The history of the Jewish people of Kazakhstan is a long difficult history. Beginning in the 17th century the majority of the Jews of Kazakh were Russian. At that time there were probably no synagogues so most services would have taken place in private homes. These early Jews were mostly Ashkenazic.

The diversity of Kazakhstan’s Jewish community is a result of the region’s traumatic 20th century. Relatively few Jews lived in Kazakhstan prior to the 1930s; most descended from Russian military conscripts who helped conquer the region in the late 19th century. The number began to swell during Stalin’s great terror in the late ‘30s, with thousands of Jews from across the Soviet Union dispatched to labor camps or otherwise exiled to Kazakhstan.

Others fled to Central Asia to escape the invading Nazi army during World War II. In Soviet times the legal Jewish institutional setting consisted of the functioning synagogues in Alma-Ata, Chimkent, Turkestan, and Kyzylorda.

While there were 3,600 Jews living in Kazakhstan in 1936, in 1939 the number grew to 19,200; and further to 28,000 in 1959. The Jewish population decreased gradually: there were 27,700 Jews there in 1970, 23,500 in 1979, and 19,900 in 1989. This increase was due to assimilation, emigration, and a low birth rate. Approximately 20,000 people emigrated from Kazakhstan to Israel in the late 1980s and early 1990s.

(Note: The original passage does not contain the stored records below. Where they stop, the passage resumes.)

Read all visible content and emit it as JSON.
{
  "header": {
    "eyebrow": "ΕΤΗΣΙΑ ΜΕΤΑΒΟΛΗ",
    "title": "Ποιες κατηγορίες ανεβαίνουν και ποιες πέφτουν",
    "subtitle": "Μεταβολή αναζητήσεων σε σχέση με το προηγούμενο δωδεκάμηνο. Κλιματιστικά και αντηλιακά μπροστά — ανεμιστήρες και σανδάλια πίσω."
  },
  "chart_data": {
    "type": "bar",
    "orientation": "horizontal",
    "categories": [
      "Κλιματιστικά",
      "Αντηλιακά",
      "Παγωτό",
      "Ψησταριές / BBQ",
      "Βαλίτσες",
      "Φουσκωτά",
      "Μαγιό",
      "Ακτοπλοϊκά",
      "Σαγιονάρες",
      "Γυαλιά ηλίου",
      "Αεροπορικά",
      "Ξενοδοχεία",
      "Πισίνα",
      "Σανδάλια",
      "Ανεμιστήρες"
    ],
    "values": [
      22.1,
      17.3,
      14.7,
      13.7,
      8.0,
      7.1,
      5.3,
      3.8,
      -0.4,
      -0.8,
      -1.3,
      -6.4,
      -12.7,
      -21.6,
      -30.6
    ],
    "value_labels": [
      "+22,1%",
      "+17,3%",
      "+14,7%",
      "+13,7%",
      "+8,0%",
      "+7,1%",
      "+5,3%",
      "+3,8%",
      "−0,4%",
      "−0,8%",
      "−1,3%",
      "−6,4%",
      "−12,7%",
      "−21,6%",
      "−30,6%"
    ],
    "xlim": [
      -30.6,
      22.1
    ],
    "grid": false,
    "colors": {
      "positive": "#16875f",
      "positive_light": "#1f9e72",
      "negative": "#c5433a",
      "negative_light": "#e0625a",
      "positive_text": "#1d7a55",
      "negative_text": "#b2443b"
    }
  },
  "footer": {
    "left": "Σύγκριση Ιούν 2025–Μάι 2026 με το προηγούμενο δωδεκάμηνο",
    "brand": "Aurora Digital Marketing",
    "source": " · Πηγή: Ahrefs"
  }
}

There are 3,300-10,000 Jews currently in Kazakhstan. The majority of them live in Almaty and the rest are spread over a number of regional areas.  Most of the Kazakh Jews live in the larger cities where 13 community centres have been opened. There are two synagogues. There are also 14 Jewish day schools attended by more than 700 students as well as a Jewish kindergarten. There is supposedly little anti-semitism in Kazakhstan.